RAWALPINDI, Oct 20: While the demand for water is increasing, water scarcity is becoming acute in much of the developing world, limiting the future expansion of irrigation, says a new World Bank (WB) report.
The ‘World Development 2007’ report released on Friday notes the amount of water available for irrigated agriculture in developing countries is not expected to increase due to competition from rapidly growing industrial sectors and urban populations.
“New sources of water are expensive to develop, limiting the potential for expansion and building new dams often imposes high environmental and human settlement costs,” warns the report released ahead of the annual meetings of the WB and the International Monetary Fund (IMF).

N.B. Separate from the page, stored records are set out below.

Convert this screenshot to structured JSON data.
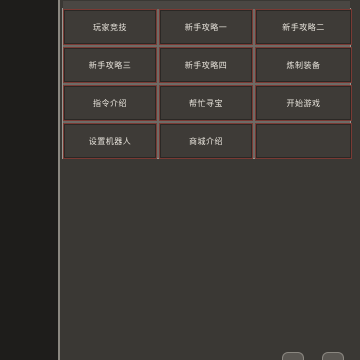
{
  "menu": {
    "items": [
      {
        "label": "玩家竞技"
      },
      {
        "label": "新手攻略一"
      },
      {
        "label": "新手攻略二"
      },
      {
        "label": "新手攻略三"
      },
      {
        "label": "新手攻略四"
      },
      {
        "label": "炼制装备"
      },
      {
        "label": "指令介绍"
      },
      {
        "label": "帮忙寻宝"
      },
      {
        "label": "开始游戏"
      },
      {
        "label": "设置机器人"
      },
      {
        "label": "商城介绍"
      },
      {
        "label": ""
      }
    ]
  }
}
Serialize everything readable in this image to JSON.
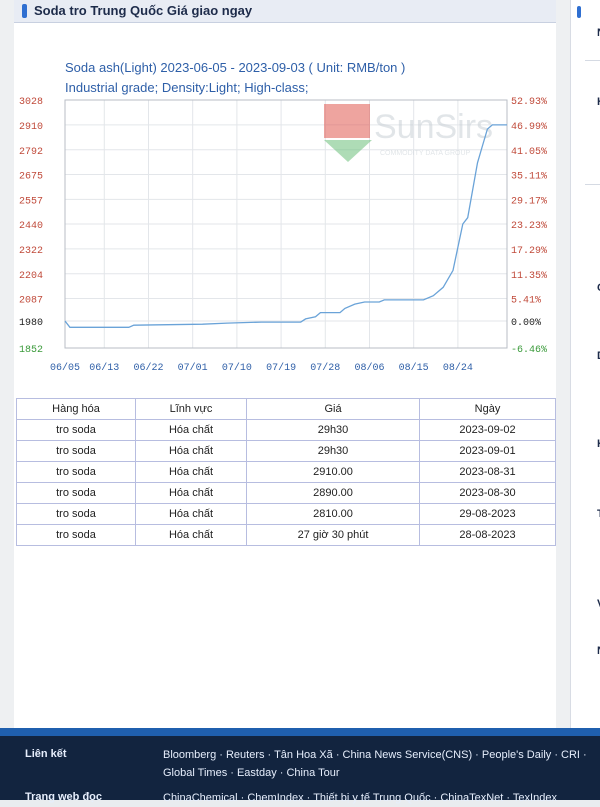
{
  "header": {
    "title": "Soda tro Trung Quốc Giá giao ngay"
  },
  "chart_caption": {
    "line1": "Soda ash(Light) 2023-06-05 - 2023-09-03    ( Unit: RMB/ton )",
    "line2": "Industrial grade; Density:Light; High-class;"
  },
  "watermark": {
    "brand": "SunSirs",
    "tagline": "COMMODITY DATA GROUP"
  },
  "chart_data": {
    "type": "line",
    "title": "Soda ash(Light) 2023-06-05 - 2023-09-03",
    "unit": "RMB/ton",
    "subtitle": "Industrial grade; Density:Light; High-class;",
    "x_range": [
      "2023-06-05",
      "2023-09-03"
    ],
    "x_ticks": [
      "06/05",
      "06/13",
      "06/22",
      "07/01",
      "07/10",
      "07/19",
      "07/28",
      "08/06",
      "08/15",
      "08/24"
    ],
    "y_ticks_left": [
      "3028",
      "2910",
      "2792",
      "2675",
      "2557",
      "2440",
      "2322",
      "2204",
      "2087",
      "1980",
      "1852"
    ],
    "y_ticks_right": [
      "52.93%",
      "46.99%",
      "41.05%",
      "35.11%",
      "29.17%",
      "23.23%",
      "17.29%",
      "11.35%",
      "5.41%",
      "0.00%",
      "-6.46%"
    ],
    "ylim": [
      1852,
      3028
    ],
    "grid": true,
    "series": [
      {
        "color": "#6aa3d8",
        "points": [
          {
            "x": "2023-06-05",
            "y": 1980
          },
          {
            "x": "2023-06-06",
            "y": 1950
          },
          {
            "x": "2023-06-18",
            "y": 1950
          },
          {
            "x": "2023-06-19",
            "y": 1960
          },
          {
            "x": "2023-07-03",
            "y": 1965
          },
          {
            "x": "2023-07-08",
            "y": 1970
          },
          {
            "x": "2023-07-15",
            "y": 1975
          },
          {
            "x": "2023-07-23",
            "y": 1975
          },
          {
            "x": "2023-07-24",
            "y": 1990
          },
          {
            "x": "2023-07-26",
            "y": 2000
          },
          {
            "x": "2023-07-27",
            "y": 2020
          },
          {
            "x": "2023-07-31",
            "y": 2020
          },
          {
            "x": "2023-08-01",
            "y": 2040
          },
          {
            "x": "2023-08-03",
            "y": 2060
          },
          {
            "x": "2023-08-05",
            "y": 2070
          },
          {
            "x": "2023-08-08",
            "y": 2070
          },
          {
            "x": "2023-08-09",
            "y": 2080
          },
          {
            "x": "2023-08-17",
            "y": 2080
          },
          {
            "x": "2023-08-19",
            "y": 2100
          },
          {
            "x": "2023-08-21",
            "y": 2140
          },
          {
            "x": "2023-08-23",
            "y": 2220
          },
          {
            "x": "2023-08-25",
            "y": 2440
          },
          {
            "x": "2023-08-26",
            "y": 2470
          },
          {
            "x": "2023-08-28",
            "y": 2730
          },
          {
            "x": "2023-08-29",
            "y": 2810
          },
          {
            "x": "2023-08-30",
            "y": 2890
          },
          {
            "x": "2023-08-31",
            "y": 2910
          },
          {
            "x": "2023-09-03",
            "y": 2910
          }
        ]
      }
    ]
  },
  "table": {
    "headers": [
      "Hàng hóa",
      "Lĩnh vực",
      "Giá",
      "Ngày"
    ],
    "rows": [
      [
        "tro soda",
        "Hóa chất",
        "29h30",
        "2023-09-02"
      ],
      [
        "tro soda",
        "Hóa chất",
        "29h30",
        "2023-09-01"
      ],
      [
        "tro soda",
        "Hóa chất",
        "2910.00",
        "2023-08-31"
      ],
      [
        "tro soda",
        "Hóa chất",
        "2890.00",
        "2023-08-30"
      ],
      [
        "tro soda",
        "Hóa chất",
        "2810.00",
        "29-08-2023"
      ],
      [
        "tro soda",
        "Hóa chất",
        "27 giờ 30 phút",
        "28-08-2023"
      ]
    ]
  },
  "right_column": {
    "letters": [
      "N",
      "H",
      "C",
      "D",
      "K",
      "T",
      "V",
      "N"
    ]
  },
  "footer": {
    "links_label": "Liên kết",
    "links_line1": "Bloomberg · Reuters · Tân Hoa Xã · China News Service(CNS) · People's Daily · CRI ·",
    "links_line2": "Global Times · Eastday · China Tour",
    "web_label": "Trang web đọc",
    "web_line1": "ChinaChemical · ChemIndex · Thiết bị y tế Trung Quốc · ChinaTexNet · TexIndex"
  }
}
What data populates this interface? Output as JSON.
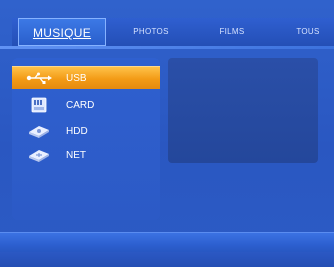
{
  "tabs": [
    {
      "label": "MUSIQUE",
      "active": true
    },
    {
      "label": "PHOTOS",
      "active": false
    },
    {
      "label": "FILMS",
      "active": false
    },
    {
      "label": "TOUS",
      "active": false
    }
  ],
  "menu": [
    {
      "label": "USB",
      "icon": "usb-icon",
      "selected": true
    },
    {
      "label": "CARD",
      "icon": "memory-card-icon",
      "selected": false
    },
    {
      "label": "HDD",
      "icon": "hard-drive-icon",
      "selected": false
    },
    {
      "label": "NET",
      "icon": "network-icon",
      "selected": false
    }
  ],
  "colors": {
    "background": "#2c5bc8",
    "selected_item": "#f39b16",
    "preview_panel": "#2a4fa8"
  }
}
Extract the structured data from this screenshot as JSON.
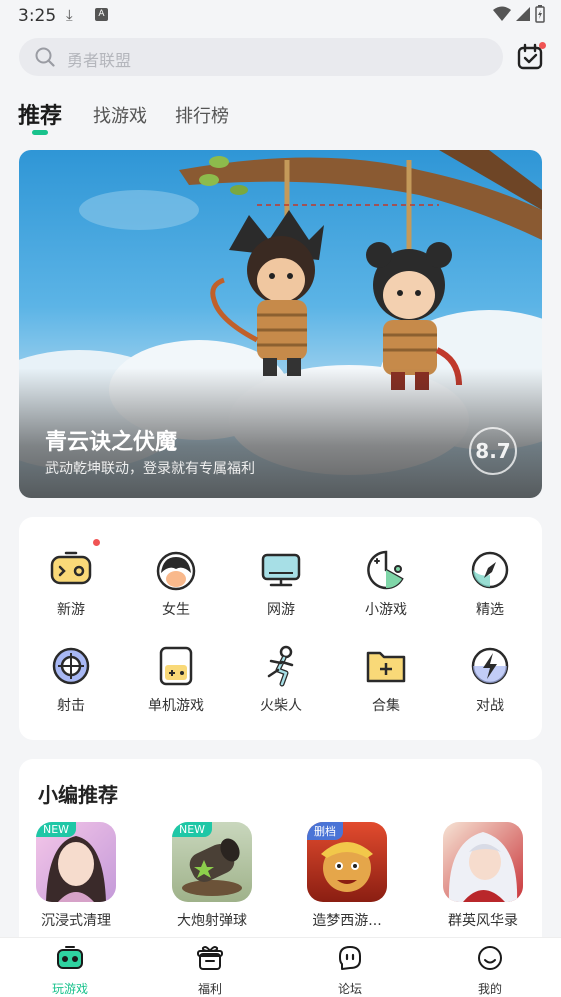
{
  "status_bar": {
    "time": "3:25",
    "badge": "A"
  },
  "search": {
    "placeholder": "勇者联盟"
  },
  "tabs": [
    {
      "label": "推荐",
      "active": true
    },
    {
      "label": "找游戏",
      "active": false
    },
    {
      "label": "排行榜",
      "active": false
    }
  ],
  "banner": {
    "title": "青云诀之伏魔",
    "subtitle": "武动乾坤联动，登录就有专属福利",
    "score": "8.7"
  },
  "categories": [
    {
      "label": "新游",
      "icon": "gamepad-icon"
    },
    {
      "label": "女生",
      "icon": "girl-face-icon"
    },
    {
      "label": "网游",
      "icon": "monitor-icon"
    },
    {
      "label": "小游戏",
      "icon": "pacman-icon"
    },
    {
      "label": "精选",
      "icon": "compass-icon"
    },
    {
      "label": "射击",
      "icon": "crosshair-icon"
    },
    {
      "label": "单机游戏",
      "icon": "handheld-icon"
    },
    {
      "label": "火柴人",
      "icon": "stickman-icon"
    },
    {
      "label": "合集",
      "icon": "folder-plus-icon"
    },
    {
      "label": "对战",
      "icon": "lightning-icon"
    }
  ],
  "picks": {
    "title": "小编推荐",
    "games": [
      {
        "name": "沉浸式清理",
        "tag": "NEW",
        "tag_color": "#1fc7a6"
      },
      {
        "name": "大炮射弹球",
        "tag": "NEW",
        "tag_color": "#1fc7a6"
      },
      {
        "name": "造梦西游...",
        "tag": "删档",
        "tag_color": "#4a74d6"
      },
      {
        "name": "群英风华录",
        "tag": "",
        "tag_color": ""
      }
    ]
  },
  "nav": [
    {
      "label": "玩游戏",
      "icon": "gamepad-nav-icon",
      "active": true
    },
    {
      "label": "福利",
      "icon": "gift-icon",
      "active": false
    },
    {
      "label": "论坛",
      "icon": "chat-bubble-icon",
      "active": false
    },
    {
      "label": "我的",
      "icon": "smiley-icon",
      "active": false
    }
  ],
  "colors": {
    "accent": "#18c28c",
    "badge_red": "#f05454"
  }
}
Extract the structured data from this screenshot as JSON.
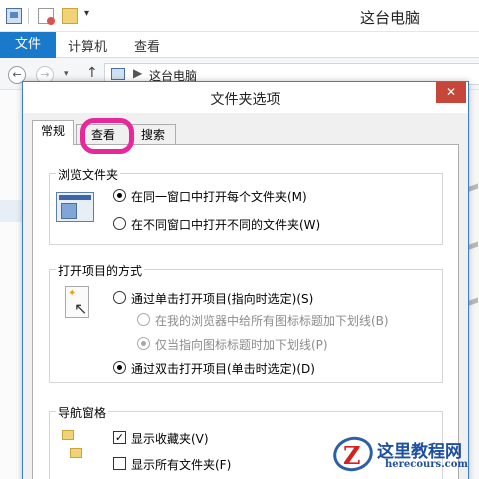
{
  "explorer": {
    "window_title": "这台电脑",
    "ribbon": {
      "file_tab": "文件",
      "tabs": [
        "计算机",
        "查看"
      ]
    },
    "address": {
      "separator": "▶",
      "path": "这台电脑"
    }
  },
  "dialog": {
    "title": "文件夹选项",
    "close_glyph": "✕",
    "tabs": [
      "常规",
      "查看",
      "搜索"
    ],
    "active_tab": "常规",
    "highlight_color": "#e8279a",
    "groups": {
      "browse": {
        "title": "浏览文件夹",
        "options": [
          {
            "label": "在同一窗口中打开每个文件夹(M)",
            "checked": true
          },
          {
            "label": "在不同窗口中打开不同的文件夹(W)",
            "checked": false
          }
        ]
      },
      "click": {
        "title": "打开项目的方式",
        "options": [
          {
            "label": "通过单击打开项目(指向时选定)(S)",
            "checked": false,
            "enabled": true
          },
          {
            "label": "在我的浏览器中给所有图标标题加下划线(B)",
            "checked": false,
            "enabled": false
          },
          {
            "label": "仅当指向图标标题时加下划线(P)",
            "checked": true,
            "enabled": false
          },
          {
            "label": "通过双击打开项目(单击时选定)(D)",
            "checked": true,
            "enabled": true
          }
        ]
      },
      "nav": {
        "title": "导航窗格",
        "options": [
          {
            "label": "显示收藏夹(V)",
            "checked": true
          },
          {
            "label": "显示所有文件夹(F)",
            "checked": false
          }
        ]
      }
    }
  },
  "watermark": {
    "logo_letter": "Z",
    "title": "这里教程网",
    "url": "herecours.com",
    "colors": {
      "blue": "#1f4fa0",
      "red": "#d62020"
    }
  },
  "glyphs": {
    "check": "✓",
    "back": "←",
    "forward": "→",
    "up": "↑",
    "drop": "▾",
    "pointer": "↖",
    "star": "✦"
  }
}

The report says that the rice-wheat system covers 12 million hectares in the Indo-Gangetic Plain of India and Pakistan, providing a significant share of marketed food grains in India and Pakistan. But intensive and continuous monoculture of rice (summer season) and wheat (winter season) has led to serious soil and water degradation that has negated many of the productivity gains from the green revolution, reveals the report.
Soil salinisation, soil-nutrient mining, and declining organic matter are compounded by depletion of groundwater aquifers and build-up of pest and weed populations and resistance to pesticides, it says.
Results from long-term experiments across districts of Punjab reveal that soil and water-quality degradation may have negated many gains from adoption of improved varieties and other technologies, the report says.
Agriculture uses 85 per cent of fresh water withdrawals in developing countries and irrigated agriculture accounts for about 40 per cent of the value of agricultural production in the developing world.
Quoting the Comprehensive Assessment of Water Management in Agriculture, the World Bank report says approximately 1.2 billion people live in river basins with absolute water scarcity; 478 million live in basins where scarcity is fast approaching; and a further 1.5 billion suffer from inadequate access to water because of a lack of infrastructure or the human and financial capital to tap the available resources.
Asia together with Middle East and North Africa face the greatest water shortages, although there are pockets of severe water scarcity in all other regions as well. Large areas of South Asia are now maintaining irrigated food production through unsustainable extractions of water from rivers of the ground.
On the supply side, much of today’s agricultural production is fairly energy intensive, more so in the developed world than in the developing. Sharply higher fertilizer prices could have far-reaching effects on developing-country agriculture — pushing down fertilizer application rates and crop yields and raising food prices —unless rapid advances are made in tapping nutrient sources that do not depend on fossil fuels.
On a positive note, the report says the world is poised for another technological revolution in agriculture using the new tools of biotechnology to deliver significant yield gains. Already 100 million hectares of crops, or about 8 per cent of the cropped area, are sown with transgenic seeds (often known as GMOs).